Riders Must Wear Helmets
California has a statewide helmet law mandating all electric scooter riders wear U.S. Department of Transportation-compliant helmets. A helmet can significantly reduce the rider’s risk of a serious or fatal brain injury in the case of an e-scooter accident. Failure to wear a proper helmet while riding could result in a ticket to the rider. Lime and Bird have distributed free helmets to people who take their safety pledges, in an effort to encourage helmet use and minimize accidents with motor vehicles.
Where Can E-Scooters Ride
E-scooter users may ride their scooters in the roadways in California. They have a right to the road like bicycles or mopeds. If a bicycle lane is available, however, the e-scooter rider must use it. Since e-scooters are like vehicles in the eyes of state law, riders should never operate them on sidewalks. Scooter companies must now include a “No riding on sidewalks,” warning on their platforms according to LA regulations.
E-Scooter Speed Limits
It is unlawful for an e-scooter rider to operate on roads in California with speed limits that exceed 25 miles per hour. On roads where the law does permit e-scooters, riders must obey posted speed limits, and should never drive faster than 15 miles per hour (this is the approximate maximum speed on both Bird and Lime e-scooters).
Where to Deploy New Scooters
The latest passed regulations in California regarding e-scooters seeks to make them more available in low-income communities. Bird and Lime have the right to request permits to deploy up to 3,000 in LA. They can also deploy an additional 2,500 e-scooters in low-income areas in the region, plus another 5,000 e-scooters in low-income neighborhoods in San Fernando Valley. Permits will cost less for e-scooter companies in low-income areas: $39 per vehicle compared to $130.
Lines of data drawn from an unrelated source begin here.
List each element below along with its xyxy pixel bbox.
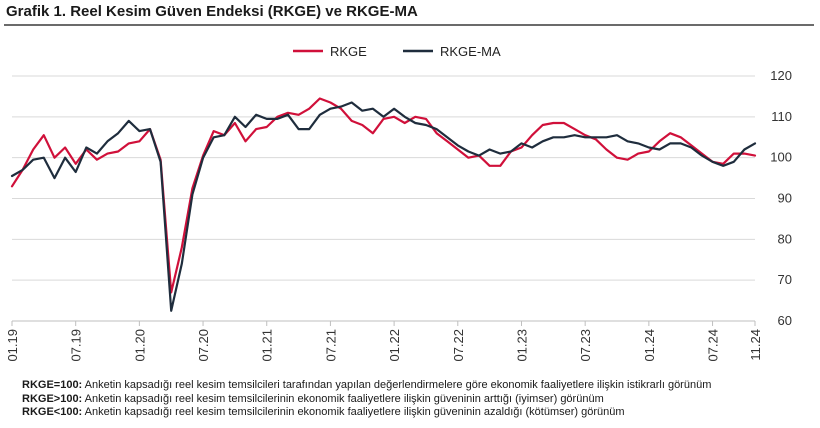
x-tick-07.19: 07.19 <box>69 329 84 362</box>
x-tick-07.22: 07.22 <box>451 329 466 362</box>
x-tick-01.20: 01.20 <box>132 329 147 362</box>
note-2-text: Anketin kapsadığı reel kesim temsilciler… <box>82 392 604 405</box>
x-tick-07.20: 07.20 <box>196 329 211 362</box>
note-1-label: RKGE=100: <box>22 379 83 391</box>
gridlines <box>12 75 755 322</box>
note-2-label: RKGE>100: <box>22 392 83 405</box>
series-line-rkge <box>10 97 757 294</box>
x-tick-01.24: 01.24 <box>642 329 657 362</box>
note-2: RKGE>100: Anketin kapsadığı reel kesim t… <box>22 393 711 407</box>
y-tick-labels: 60 70 80 90 100 110 120 <box>770 68 792 328</box>
x-tick-01.22: 01.22 <box>387 329 402 362</box>
y-tick-110: 110 <box>771 109 792 124</box>
x-tick-labels: 01.19 07.19 01.20 07.20 01.21 07.21 01.22 07.22… <box>5 321 763 362</box>
x-tick-01.19: 01.19 <box>5 329 20 362</box>
x-tick-11.24: 11.24 <box>748 329 763 361</box>
notes: RKGE=100: Anketin kapsadığı reel kesim t… <box>22 379 711 420</box>
y-tick-60: 60 <box>778 313 792 328</box>
y-tick-70: 70 <box>778 272 792 287</box>
y-tick-90: 90 <box>778 191 792 206</box>
chart-title: Grafik 1. Reel Kesim Güven Endeksi (RKGE… <box>6 3 418 20</box>
y-tick-120: 120 <box>770 68 792 83</box>
x-tick-07.24: 07.24 <box>706 329 721 362</box>
note-1: RKGE=100: Anketin kapsadığı reel kesim t… <box>22 379 711 393</box>
y-tick-80: 80 <box>778 231 792 246</box>
note-3-label: RKGE<100: <box>22 406 83 418</box>
legend-label-rkge-ma: RKGE-MA <box>440 44 501 59</box>
x-tick-01.23: 01.23 <box>514 329 529 362</box>
x-tick-01.21: 01.21 <box>260 329 275 362</box>
series-lines <box>10 97 757 312</box>
x-tick-07.23: 07.23 <box>578 329 593 362</box>
y-tick-100: 100 <box>770 150 792 165</box>
x-tick-07.21: 07.21 <box>323 329 338 362</box>
note-3: RKGE<100: Anketin kapsadığı reel kesim t… <box>22 406 711 420</box>
note-1-text: Anketin kapsadığı reel kesim temsilciler… <box>82 379 712 391</box>
note-3-text: Anketin kapsadığı reel kesim temsilciler… <box>82 406 625 418</box>
legend: RKGE RKGE-MA <box>293 44 501 59</box>
title-divider <box>4 24 814 26</box>
series-line-rkge-ma <box>10 101 757 312</box>
legend-label-rkge: RKGE <box>330 44 367 59</box>
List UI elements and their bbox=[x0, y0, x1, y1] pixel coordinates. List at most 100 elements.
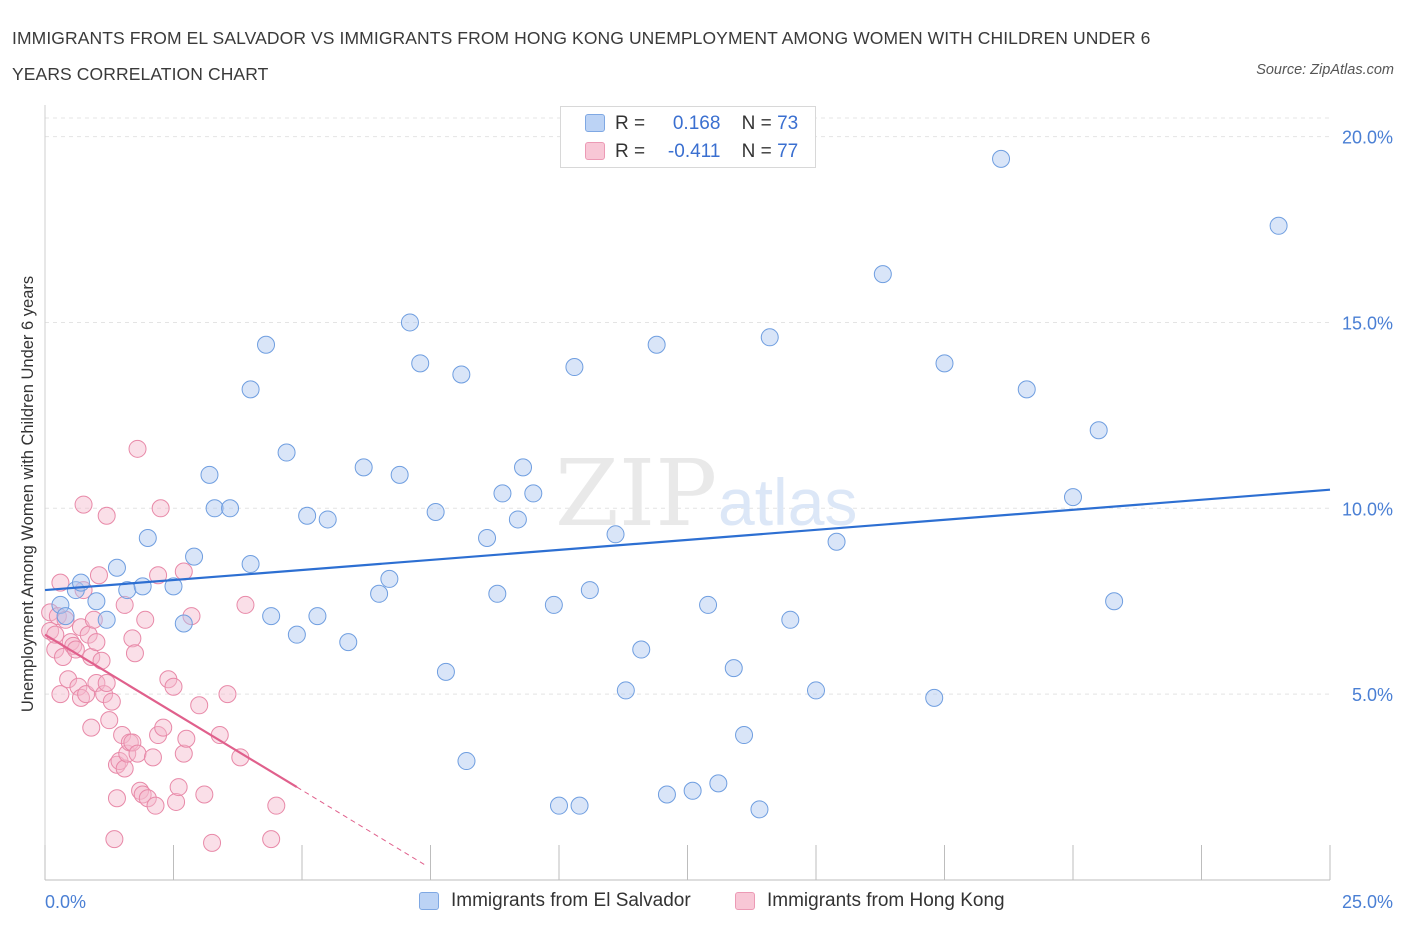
el-salvador-point bbox=[164, 577, 183, 596]
hong-kong-point bbox=[146, 796, 165, 815]
hong-kong-point bbox=[66, 640, 85, 659]
hong-kong-point bbox=[128, 744, 147, 763]
el-salvador-point bbox=[807, 681, 825, 700]
hong-kong-point bbox=[51, 685, 70, 704]
hong-kong-point bbox=[218, 685, 237, 704]
el-salvador-point bbox=[400, 313, 419, 332]
hong-kong-point bbox=[92, 651, 111, 670]
bottom-legend-swatch-blue bbox=[419, 892, 439, 910]
bottom-legend-label: Immigrants from Hong Kong bbox=[767, 890, 1005, 911]
el-salvador-point bbox=[298, 506, 317, 525]
x-tick-label-max: 25.0% bbox=[1342, 892, 1393, 912]
el-salvador-points bbox=[51, 149, 1288, 819]
bottom-legend-swatch-pink bbox=[735, 892, 755, 910]
legend-n-value: 77 bbox=[777, 141, 799, 162]
hong-kong-point bbox=[164, 677, 183, 696]
el-salvador-point bbox=[339, 633, 358, 652]
bottom-legend-hong-kong: Immigrants from Hong Kong bbox=[735, 888, 1005, 914]
hong-kong-point bbox=[84, 610, 103, 629]
hong-kong-point bbox=[69, 677, 88, 696]
el-salvador-point bbox=[632, 640, 651, 659]
el-salvador-point bbox=[724, 659, 743, 678]
el-salvador-point bbox=[241, 555, 260, 574]
hong-kong-point bbox=[123, 733, 142, 752]
hong-kong-point bbox=[107, 789, 126, 808]
axes bbox=[44, 105, 1331, 881]
watermark: ZIP atlas bbox=[555, 440, 857, 547]
el-salvador-point bbox=[241, 380, 260, 399]
hong-kong-point bbox=[51, 573, 70, 592]
hong-kong-point bbox=[118, 744, 137, 763]
hong-kong-point bbox=[77, 685, 96, 704]
el-salvador-point bbox=[508, 510, 527, 529]
el-salvador-point bbox=[380, 569, 399, 588]
hong-kong-point bbox=[236, 595, 255, 614]
tick-labels: 5.0% 10.0% 15.0% 20.0% 0.0% 25.0% bbox=[45, 128, 1393, 912]
hong-kong-point bbox=[89, 566, 108, 585]
hong-kong-trend-line bbox=[44, 633, 298, 789]
legend-r-label: R = bbox=[615, 113, 646, 134]
el-salvador-point bbox=[262, 607, 281, 626]
legend-r-label: R = bbox=[615, 141, 646, 162]
el-salvador-point bbox=[221, 499, 240, 518]
hong-kong-point bbox=[195, 785, 214, 804]
hong-kong-point bbox=[102, 692, 121, 711]
el-salvador-point bbox=[493, 484, 512, 503]
el-salvador-point bbox=[257, 335, 276, 354]
el-salvador-point bbox=[925, 688, 944, 707]
el-salvador-point bbox=[524, 484, 543, 503]
el-salvador-point bbox=[133, 577, 152, 596]
y-tick-label: 5.0% bbox=[1352, 685, 1393, 705]
source-label: Source: ZipAtlas.com bbox=[1256, 62, 1394, 78]
el-salvador-point bbox=[452, 365, 471, 384]
el-salvador-point bbox=[647, 335, 666, 354]
hong-kong-point bbox=[74, 495, 93, 514]
el-salvador-point bbox=[760, 328, 779, 347]
el-salvador-point bbox=[87, 592, 106, 611]
el-salvador-point bbox=[390, 465, 409, 484]
el-salvador-point bbox=[699, 595, 718, 614]
el-salvador-point bbox=[277, 443, 296, 462]
el-salvador-point bbox=[1105, 592, 1124, 611]
hong-kong-point bbox=[95, 685, 114, 704]
hong-kong-point bbox=[154, 718, 173, 737]
el-salvador-point bbox=[118, 581, 137, 600]
el-salvador-point bbox=[478, 529, 497, 548]
hong-kong-point bbox=[97, 506, 116, 525]
bottom-legend-el-salvador: Immigrants from El Salvador bbox=[419, 888, 691, 914]
el-salvador-point bbox=[411, 354, 430, 373]
legend-r-value: 0.168 bbox=[672, 113, 721, 134]
el-salvador-point bbox=[550, 796, 568, 815]
hong-kong-point bbox=[105, 830, 124, 849]
el-salvador-point bbox=[616, 681, 635, 700]
el-salvador-point bbox=[318, 510, 337, 529]
hong-kong-point bbox=[203, 833, 222, 852]
watermark-zip: ZIP bbox=[555, 440, 717, 547]
correlation-legend: R = 0.168 N = 73 R = -0.411 N = 77 bbox=[560, 106, 816, 168]
hong-kong-point bbox=[100, 711, 119, 730]
y-tick-label: 10.0% bbox=[1342, 499, 1393, 519]
el-salvador-point bbox=[935, 354, 954, 373]
el-salvador-trend-line bbox=[44, 488, 1331, 592]
el-salvador-point bbox=[107, 558, 126, 577]
legend-n-label: N = bbox=[741, 113, 772, 134]
el-salvador-point bbox=[992, 149, 1011, 168]
hong-kong-point bbox=[143, 748, 162, 767]
el-salvador-point bbox=[308, 607, 327, 626]
el-salvador-point bbox=[565, 358, 584, 377]
legend-r-value: -0.411 bbox=[667, 141, 721, 162]
el-salvador-point bbox=[436, 662, 455, 681]
y-axis-label: Unemployment Among Women with Children U… bbox=[19, 276, 37, 712]
watermark-atlas: atlas bbox=[718, 465, 857, 539]
el-salvador-point bbox=[370, 584, 389, 603]
legend-swatch-pink bbox=[585, 142, 605, 160]
el-salvador-point bbox=[709, 774, 728, 793]
hong-kong-point bbox=[138, 789, 157, 808]
el-salvador-point bbox=[138, 529, 157, 548]
legend-n-value: 73 bbox=[777, 113, 799, 134]
el-salvador-point bbox=[426, 503, 445, 522]
hong-kong-point bbox=[128, 439, 147, 458]
el-salvador-point bbox=[174, 614, 193, 633]
el-salvador-point bbox=[1089, 421, 1108, 440]
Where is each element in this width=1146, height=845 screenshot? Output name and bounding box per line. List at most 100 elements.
E-Scooter Companies Responsible for Clearing Sidewalks
The newest LA regulations also place a responsibility on Lime and Bird to keep the city’s sidewalks safe for pedestrians. Both companies have two hours to move e-scooters from sidewalks or other places where they pose hazards if users improperly park them between 7:00 a.m. and 10:00 p.m. If a city employee has to move an e-scooter from an improper parking spot, the company has to pay a $28.21 fee per hour.
New Rules to Enhance Accessibility
Part of the main goal for LA’s new e-scooter regulations is to make these vehicles more accessible to everyone in the community. With this in mind, lawmakers now make it mandatory for Lime and Bird to make the e-scooter apps available in multiple languages. This will make it easier for non-English-speaking people to utilize rideshare vehicles.
Handicapped riders will also benefit, thanks to new rules that state rideshare bicycle companies must either include batteries on at least half of the vehicles for older or less mobile riders, or make 1% of their bicycles handicap-accessible. Lime has already made enhanced mobility options, and has stated it awaits the city council’s approval before release.